Third, probably the market makers will get exemption for this tax to avoid the markets “drying up”, just like in the UK. And who is the market makers? Of course, the banks.
And fourth, among the G20 countries there are more countries against this tax than for it. Singapore, just as an example, would welcome the EU to implement such a tax. Why? That means banks, funds and people could relocate to Singapore and avoid the tax. That means less business and capital for EU and more for Singapore. A recipe for EU slow growth.

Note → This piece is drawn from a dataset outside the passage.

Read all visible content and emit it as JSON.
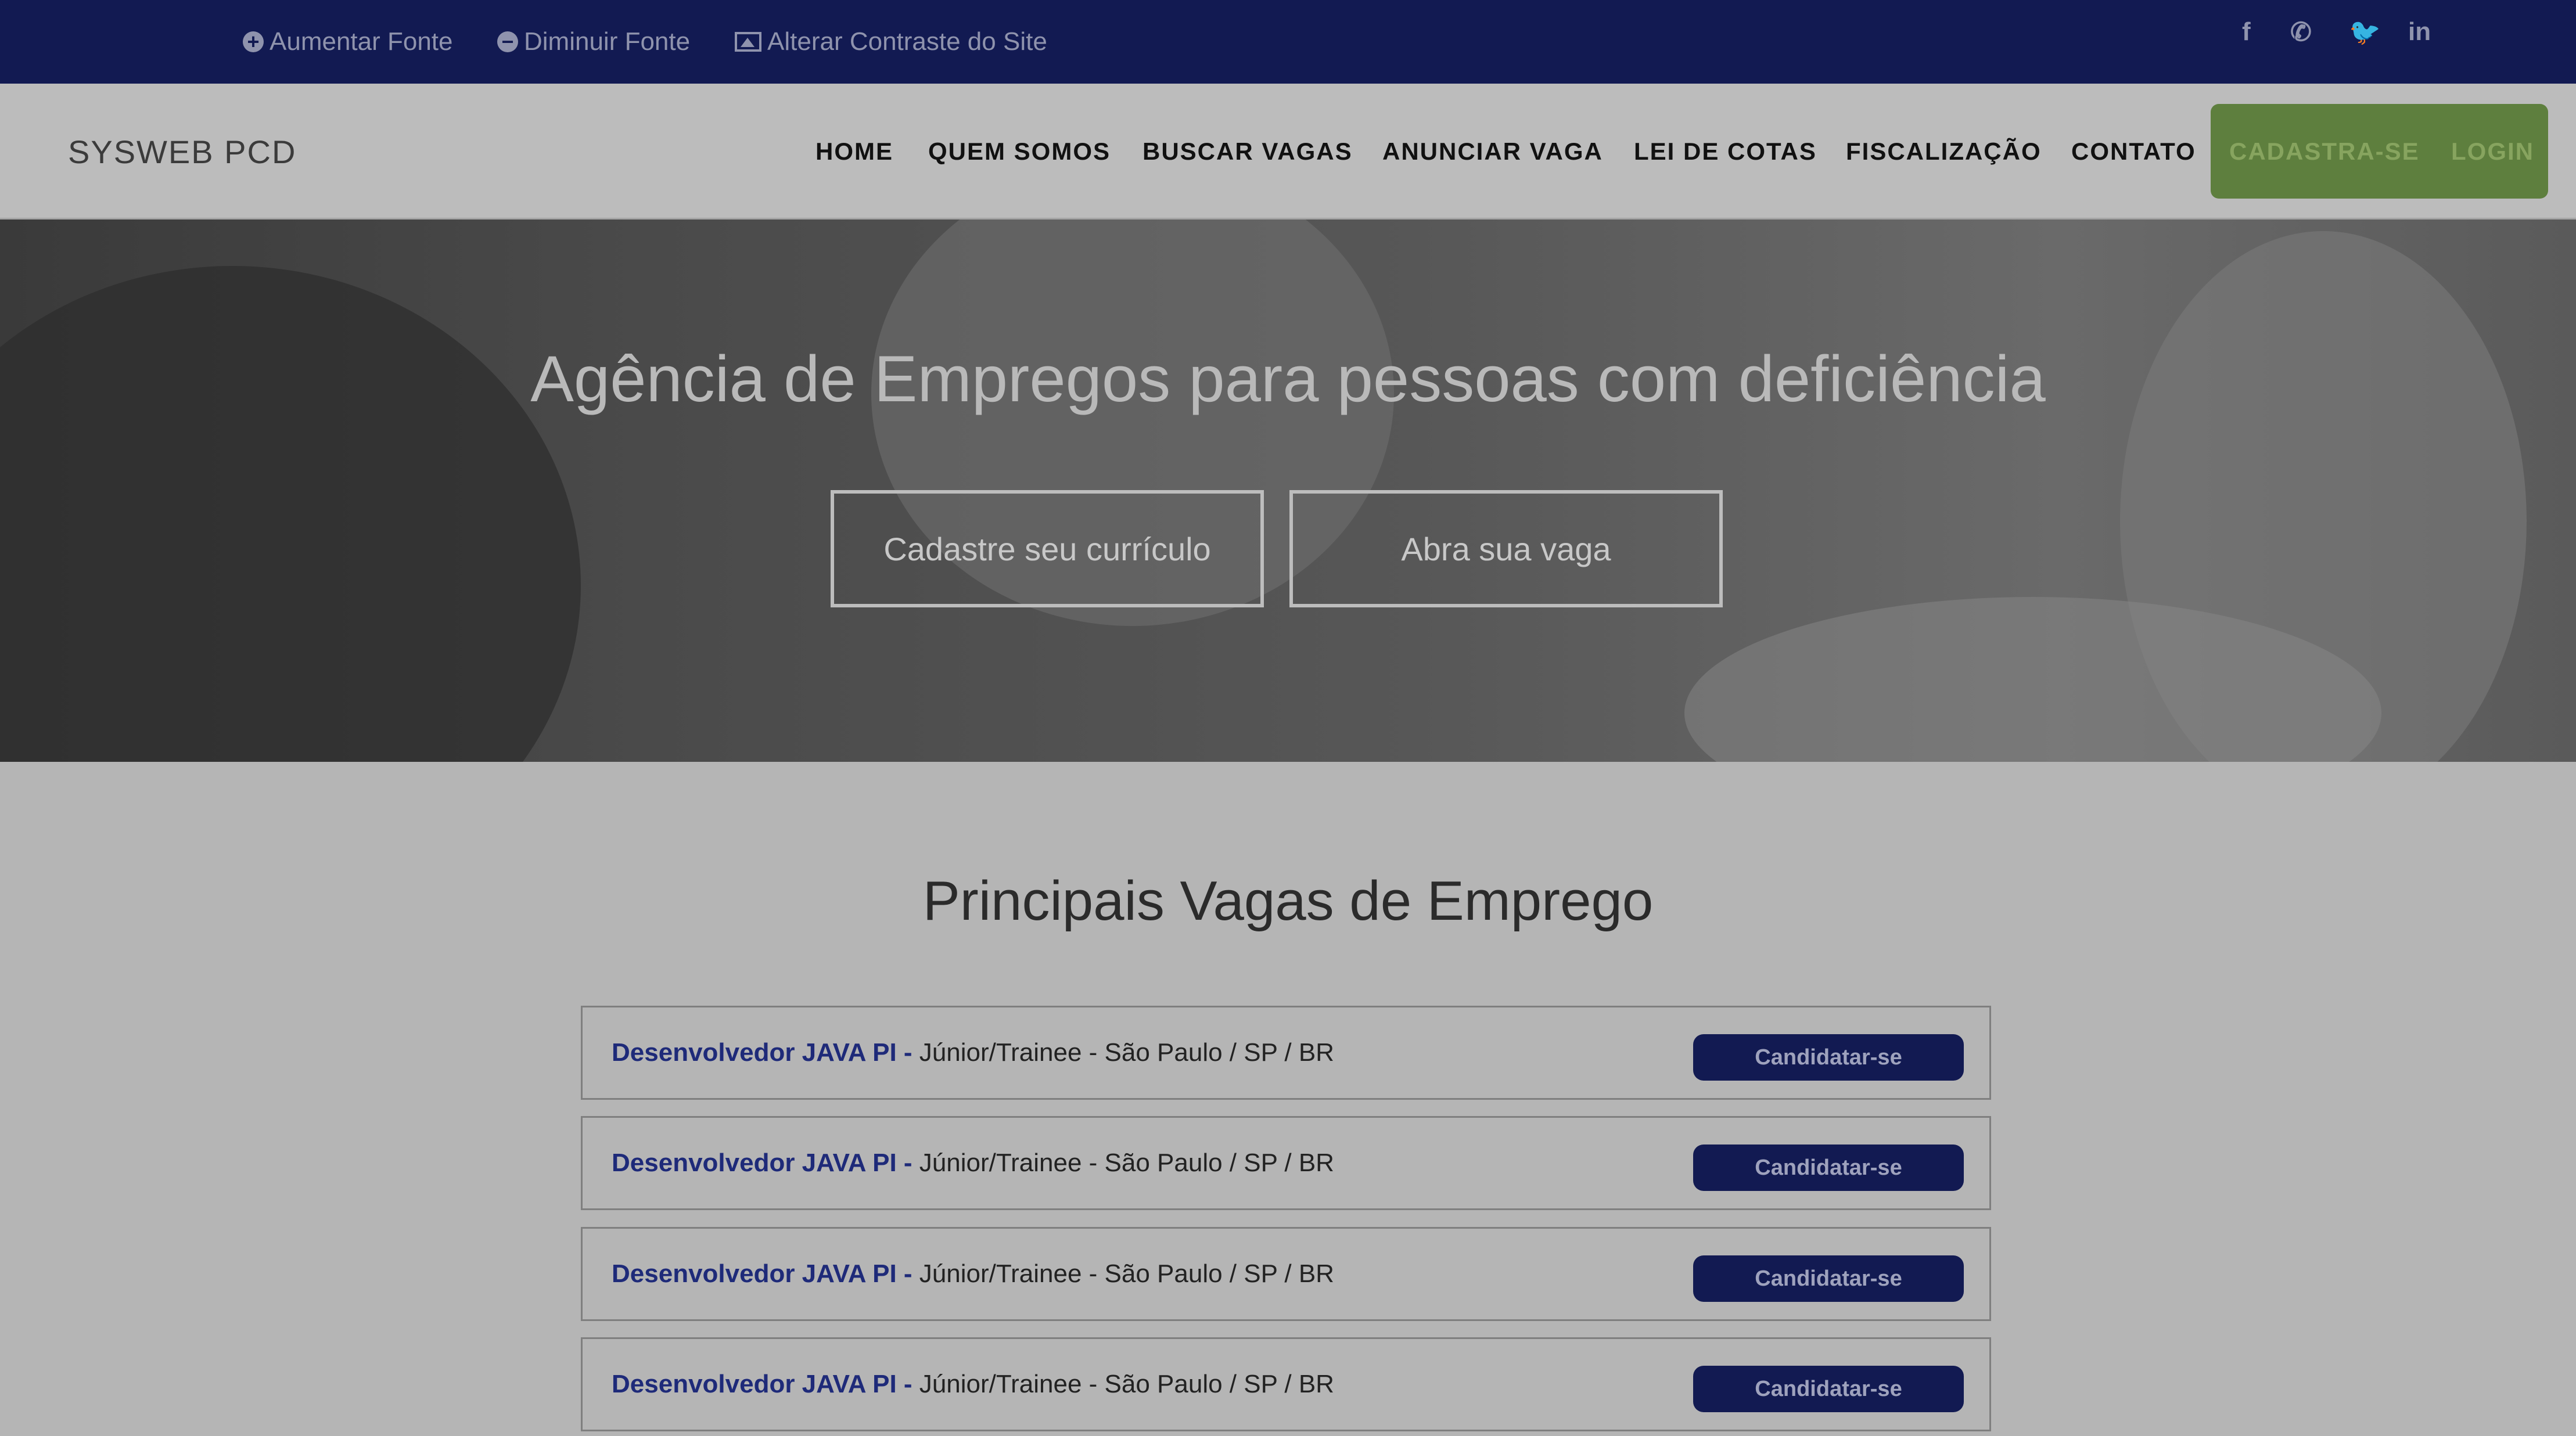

Imagine the management costs also associated with this tax as well: accounting systems, tax lawyers and collecting. Even the EU commission has acknowledged the FTT will cost much more in lost productivity and GDP than it gets in tax collection. Their “imapct assessment report” says the GDP will contract up to 1,8% of GDP, or an annual 221 billion EUR (later they have rvised this downwards – probably to make it more appealing). The FTT will only raise a projected 57 billion EUR. In other words, the FTT will cost 4 times more than the income. Sweden implemented a FTT in the 80’s with catastrophic qonsequences: close to 85% of trading moved abroad and capital gains taxes plummeted drastically. In the end they found out this was a very expensive tax. Sweden expected to collect 1,5 billion SEK, but instead only fetched 50 million SEK a year. Sweden’s finance minister, Anders Borg, has said that “we have substantial evidence…And from the swedish perspective, we cannot foresee that we would introduce such a tax system again”.

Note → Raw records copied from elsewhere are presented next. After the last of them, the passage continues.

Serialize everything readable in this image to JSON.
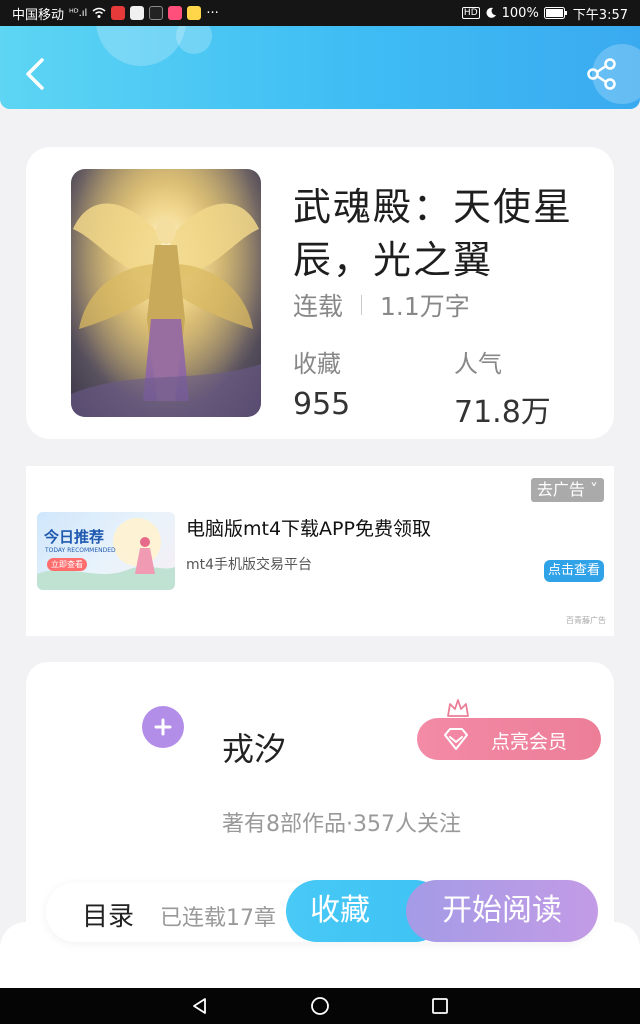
{
  "status_bar": {
    "carrier": "中国移动",
    "signal": "ᴴᴰ.ıl",
    "more": "···",
    "hd": "HD",
    "battery": "100%",
    "time": "下午3:57"
  },
  "header": {
    "back_icon": "chevron-left-icon",
    "share_icon": "share-icon",
    "gradient": [
      "#5dd5f3",
      "#3aaaf0"
    ]
  },
  "book": {
    "title": "武魂殿：天使星辰，光之翼",
    "status": "连载",
    "word_count": "1.1万字",
    "favorites_label": "收藏",
    "favorites_value": "955",
    "popularity_label": "人气",
    "popularity_value": "71.8万"
  },
  "ad": {
    "close_label": "去广告 ˅",
    "image_title": "今日推荐",
    "image_subtitle": "TODAY RECOMMENDED",
    "image_button": "立即查看",
    "title": "电脑版mt4下载APP免费领取",
    "description": "mt4手机版交易平台",
    "cta": "点击查看",
    "source": "百青藤广告"
  },
  "author": {
    "name": "戎汐",
    "stats": "著有8部作品·357人关注",
    "vip_label": "点亮会员",
    "follow_icon": "plus-icon",
    "vip_color": "#ec7e98"
  },
  "bottom_bar": {
    "toc_label": "目录",
    "toc_status": "已连载17章",
    "collect_label": "收藏",
    "read_label": "开始阅读",
    "collect_color": "#3ec2f4",
    "read_color": "#b59be6"
  },
  "nav_bar": {
    "icons": [
      "back-triangle-icon",
      "home-circle-icon",
      "recents-square-icon"
    ]
  }
}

Lastly, who will be receiving this tax? The bureaucrats and politicians wants your hard earned money badly. They want us to pay a transaction tax directly to their budget. This means that taxation issues is no longer a sovereign matter. Quite scary, if you ask me. Then the EU people will have to pay taxes twice to politicians/bureaucrats. Also, the EU Commission has now asked the EU-countries for more funding. While the rest of the EU is implementing austerity, the buraucrats in the Commission wants to increase their budget.